反抗的な運動に不参加の寺院に3万~5万元援助、1800の寺院に共産党宣伝放送
 共産党の言うことを聞かないチベット族に対し、当局は経済的支援、つまり「金銭で釣る」新たな懐柔策を導入したことも伝えられている。
 チベットの人々のよりどころになっているのは寺院だ。当局は、北京五輪の直前にラサを中心に起きた2008年のチベット族の反抗以降、監視を強め、共産党員を常駐させるなど、僧侶の思想改造に必死だ。
 そこで、金だ。共産党の指導を受け入れ、反抗的な運動に参加しなかった「優良寺院」に対しては、3万~5万元の援助を開始。一方で、デモなどに参加した僧がいる寺院では「愛国再教育」が行われている。だが、当局から金品を受け取った寺院はチベット族コミュニティーから爪(つま)弾きにされていると同放送は伝えた。
 また、官製紙チベット・デイリーによると、「指導に従わないのは外国勢力の情報に染まっているからだ」と、共産国お決まりの論法を持ち出し、自治区内約1800カ所の全寺院に3年半かけてテレビを設置、共産党の宣伝放送を視聴させる手段にも乗り出したという。

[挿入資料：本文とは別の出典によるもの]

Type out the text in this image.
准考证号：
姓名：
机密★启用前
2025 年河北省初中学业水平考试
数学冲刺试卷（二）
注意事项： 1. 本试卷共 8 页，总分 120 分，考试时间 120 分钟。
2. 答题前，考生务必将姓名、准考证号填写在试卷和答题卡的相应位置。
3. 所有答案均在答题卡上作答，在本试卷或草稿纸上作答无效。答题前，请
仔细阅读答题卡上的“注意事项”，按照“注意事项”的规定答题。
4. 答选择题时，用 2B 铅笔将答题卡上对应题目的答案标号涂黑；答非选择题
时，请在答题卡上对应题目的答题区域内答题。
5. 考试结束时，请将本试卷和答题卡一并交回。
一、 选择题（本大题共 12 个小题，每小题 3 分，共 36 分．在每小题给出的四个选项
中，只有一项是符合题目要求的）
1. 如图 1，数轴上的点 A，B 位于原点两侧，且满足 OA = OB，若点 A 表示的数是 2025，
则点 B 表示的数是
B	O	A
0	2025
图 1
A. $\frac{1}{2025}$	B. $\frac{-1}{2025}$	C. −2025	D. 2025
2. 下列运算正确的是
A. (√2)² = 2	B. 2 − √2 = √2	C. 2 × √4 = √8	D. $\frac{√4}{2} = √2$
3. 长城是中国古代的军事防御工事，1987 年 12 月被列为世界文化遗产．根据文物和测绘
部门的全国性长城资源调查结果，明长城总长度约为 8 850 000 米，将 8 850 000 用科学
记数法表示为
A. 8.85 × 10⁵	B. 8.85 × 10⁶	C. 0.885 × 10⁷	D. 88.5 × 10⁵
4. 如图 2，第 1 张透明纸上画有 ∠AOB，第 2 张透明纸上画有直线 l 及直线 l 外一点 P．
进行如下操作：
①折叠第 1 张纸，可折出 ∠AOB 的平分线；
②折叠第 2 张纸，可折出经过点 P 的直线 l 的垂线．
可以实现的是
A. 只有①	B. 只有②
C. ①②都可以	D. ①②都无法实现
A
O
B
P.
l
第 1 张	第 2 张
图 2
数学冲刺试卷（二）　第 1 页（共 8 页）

 チベットハウス・ジャパン(東京)のホームページには「中国政府はチベット人が外部からの情報の妨害に躍起になっている」とするインド・ダラムサラの亡命チベット人関係者の指摘を紹介している。
毒殺? 服役中の高僧が謎の死
 しかし、こうした“アメ”でなだめられるほど、チベット族は甘くない。このため当局は流血の武力弾圧こそ、最大の効果的手段とみている。
 それを示す出来事が今年7月に起きた。2002年に四川省であった爆弾テロ事件に関与したとして服役する高僧、テンジン・デレク・リンポチェ師が同省の刑務所で謎の獄中死をしたことが判明。遺族や崇敬者らが死因の説明と、遺体の引き渡しを要求したのだが、当局は拒否した。

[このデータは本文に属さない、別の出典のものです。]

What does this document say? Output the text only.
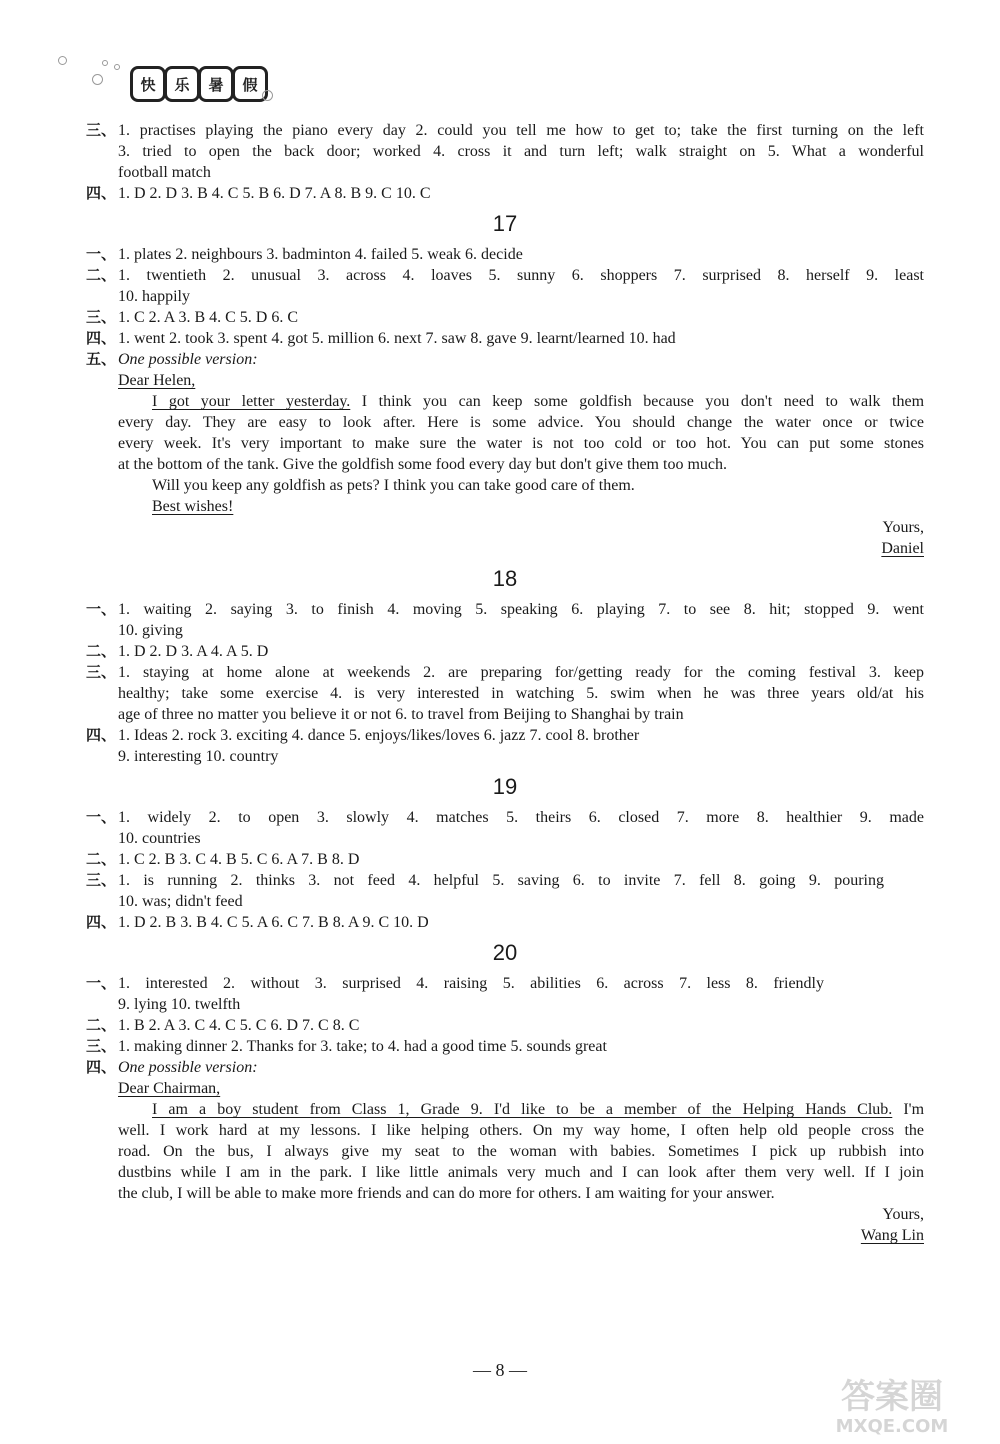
快	乐	暑	假
三、 1. practises playing the piano every day 2. could you tell me how to get to; take the first turning on the left
3. tried to open the back door; worked 4. cross it and turn left; walk straight on 5. What a wonderful
football match
四、 1. D 2. D 3. B 4. C 5. B 6. D 7. A 8. B 9. C 10. C
17
一、 1. plates 2. neighbours 3. badminton 4. failed 5. weak 6. decide
二、 1. twentieth 2. unusual 3. across 4. loaves 5. sunny 6. shoppers 7. surprised 8. herself 9. least
10. happily
三、 1. C 2. A 3. B 4. C 5. D 6. C
四、 1. went 2. took 3. spent 4. got 5. million 6. next 7. saw 8. gave 9. learnt/learned 10. had
五、 One possible version:
Dear Helen,
I got your letter yesterday. I think you can keep some goldfish because you don't need to walk them
every day. They are easy to look after. Here is some advice. You should change the water once or twice
every week. It's very important to make sure the water is not too cold or too hot. You can put some stones
at the bottom of the tank. Give the goldfish some food every day but don't give them too much.
Will you keep any goldfish as pets? I think you can take good care of them.
Best wishes!
Yours,
Daniel
18
一、 1. waiting 2. saying 3. to finish 4. moving 5. speaking 6. playing 7. to see 8. hit; stopped 9. went
10. giving
二、 1. D 2. D 3. A 4. A 5. D
三、 1. staying at home alone at weekends 2. are preparing for/getting ready for the coming festival 3. keep
healthy; take some exercise 4. is very interested in watching 5. swim when he was three years old/at his
age of three no matter you believe it or not 6. to travel from Beijing to Shanghai by train
四、 1. Ideas 2. rock 3. exciting 4. dance 5. enjoys/likes/loves 6. jazz 7. cool 8. brother
9. interesting 10. country
19
一、 1. widely 2. to open 3. slowly 4. matches 5. theirs 6. closed 7. more 8. healthier 9. made
10. countries
二、 1. C 2. B 3. C 4. B 5. C 6. A 7. B 8. D
三、 1. is running 2. thinks 3. not feed 4. helpful 5. saving 6. to invite 7. fell 8. going 9. pouring
10. was; didn't feed
四、 1. D 2. B 3. B 4. C 5. A 6. C 7. B 8. A 9. C 10. D
20
一、 1. interested 2. without 3. surprised 4. raising 5. abilities 6. across 7. less 8. friendly
9. lying 10. twelfth
二、 1. B 2. A 3. C 4. C 5. C 6. D 7. C 8. C
三、 1. making dinner 2. Thanks for 3. take; to 4. had a good time 5. sounds great
四、 One possible version:
Dear Chairman,
I am a boy student from Class 1, Grade 9. I'd like to be a member of the Helping Hands Club. I'm
well. I work hard at my lessons. I like helping others. On my way home, I often help old people cross the
road. On the bus, I always give my seat to the woman with babies. Sometimes I pick up rubbish into
dustbins while I am in the park. I like little animals very much and I can look after them very well. If I join
the club, I will be able to make more friends and can do more for others. I am waiting for your answer.
Yours,
Wang Lin
— 8 —
答案圈
MXQE.COM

 これに抗議して集まった民衆に、公安警察は暴力を加えたうえ、銃弾と催涙ガスを打ち込み、20人以上が病院に担ぎ込まれた。ロンドンに拠点を置く団体「フリー・チベット」が、現地からの情報として公表。
 さらに、当局は同師を火葬にしてしまった。同団体は「死因を隠そうとしているのは明らかだ」と指摘。火葬の直前、遺体との面会を許された関係者は「師の唇や爪が真っ黒だった」と語り、毒殺を疑う声が広がっているという。

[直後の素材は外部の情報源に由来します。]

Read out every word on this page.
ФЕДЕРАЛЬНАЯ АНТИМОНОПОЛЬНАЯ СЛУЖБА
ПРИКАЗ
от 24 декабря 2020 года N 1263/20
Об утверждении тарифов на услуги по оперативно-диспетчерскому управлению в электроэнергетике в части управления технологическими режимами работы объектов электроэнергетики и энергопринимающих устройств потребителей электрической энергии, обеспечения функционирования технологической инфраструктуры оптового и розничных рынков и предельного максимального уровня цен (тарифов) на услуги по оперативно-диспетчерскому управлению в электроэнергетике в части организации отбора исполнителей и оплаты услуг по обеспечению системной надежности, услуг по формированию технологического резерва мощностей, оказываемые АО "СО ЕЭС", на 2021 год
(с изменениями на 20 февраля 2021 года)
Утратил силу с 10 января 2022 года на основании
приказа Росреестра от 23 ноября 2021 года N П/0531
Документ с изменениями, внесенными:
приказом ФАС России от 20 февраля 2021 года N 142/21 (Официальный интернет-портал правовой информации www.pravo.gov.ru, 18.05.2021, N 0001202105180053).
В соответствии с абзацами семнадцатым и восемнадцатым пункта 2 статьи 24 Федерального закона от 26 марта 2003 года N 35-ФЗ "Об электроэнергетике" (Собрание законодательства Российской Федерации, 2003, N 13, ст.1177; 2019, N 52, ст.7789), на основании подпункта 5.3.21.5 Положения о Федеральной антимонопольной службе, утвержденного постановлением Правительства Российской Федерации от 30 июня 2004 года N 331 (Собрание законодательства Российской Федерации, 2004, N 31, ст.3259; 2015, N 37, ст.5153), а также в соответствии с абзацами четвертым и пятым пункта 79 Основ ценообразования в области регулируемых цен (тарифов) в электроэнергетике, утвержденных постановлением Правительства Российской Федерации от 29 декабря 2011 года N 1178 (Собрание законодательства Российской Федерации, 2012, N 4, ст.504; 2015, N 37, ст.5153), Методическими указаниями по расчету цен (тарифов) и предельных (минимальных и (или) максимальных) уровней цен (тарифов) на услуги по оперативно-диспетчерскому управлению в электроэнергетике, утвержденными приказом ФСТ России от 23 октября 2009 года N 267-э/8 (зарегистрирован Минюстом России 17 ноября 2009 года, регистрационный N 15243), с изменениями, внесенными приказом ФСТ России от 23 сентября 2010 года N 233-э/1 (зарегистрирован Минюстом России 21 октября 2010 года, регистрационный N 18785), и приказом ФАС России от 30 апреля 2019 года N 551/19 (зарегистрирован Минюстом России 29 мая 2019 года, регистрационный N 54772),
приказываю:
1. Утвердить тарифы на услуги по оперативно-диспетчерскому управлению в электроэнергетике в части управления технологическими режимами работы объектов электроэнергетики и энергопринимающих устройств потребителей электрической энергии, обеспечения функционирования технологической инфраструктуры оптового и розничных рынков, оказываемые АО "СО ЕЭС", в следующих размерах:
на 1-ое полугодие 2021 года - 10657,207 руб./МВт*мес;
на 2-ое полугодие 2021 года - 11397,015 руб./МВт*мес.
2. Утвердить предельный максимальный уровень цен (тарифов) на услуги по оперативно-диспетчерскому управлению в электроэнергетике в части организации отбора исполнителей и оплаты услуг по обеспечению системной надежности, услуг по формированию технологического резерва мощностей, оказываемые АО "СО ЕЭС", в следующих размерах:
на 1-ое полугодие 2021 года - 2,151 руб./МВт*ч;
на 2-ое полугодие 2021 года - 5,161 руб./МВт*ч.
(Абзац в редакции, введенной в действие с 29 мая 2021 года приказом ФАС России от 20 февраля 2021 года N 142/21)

 同師はチベット文化、環境の保護、福祉向上に努めてきた高僧で、欧州連合EU)や英国が哀悼の意を表すなど国際的関心事でもあった。だが、共産党は全く聞く耳を持たない。
焼身自殺したいやつは、勝手にすれば良い」
 強まるばかりのこうした「暴力装置」の発動は氷山の一角にすぎない。抑圧に耐えかねて、あるいは世界に弾圧の現実をアピールする目的で、焼身自殺するチベット族の男女が続出し、2009年以来、140人以上が落命している。
 だが、当局は意に介さないどころか、人命を愚弄する発言を繰り返している。 同団体によると、自治区内の地方警察幹部が「焼身自殺したいやつは、勝手にすれば良い」と言い放ち、「ガソリンをくれてやろうか」とまで発言。「人権意識」などひとかけらもないことがわかる。
 14世は「羊の皮をかぶった狼」だとし、分裂主義者のレッテルを貼る中国。現在、1千人以上のチベット族が「政治犯」として拘留され、差別的な扱いを受けているという。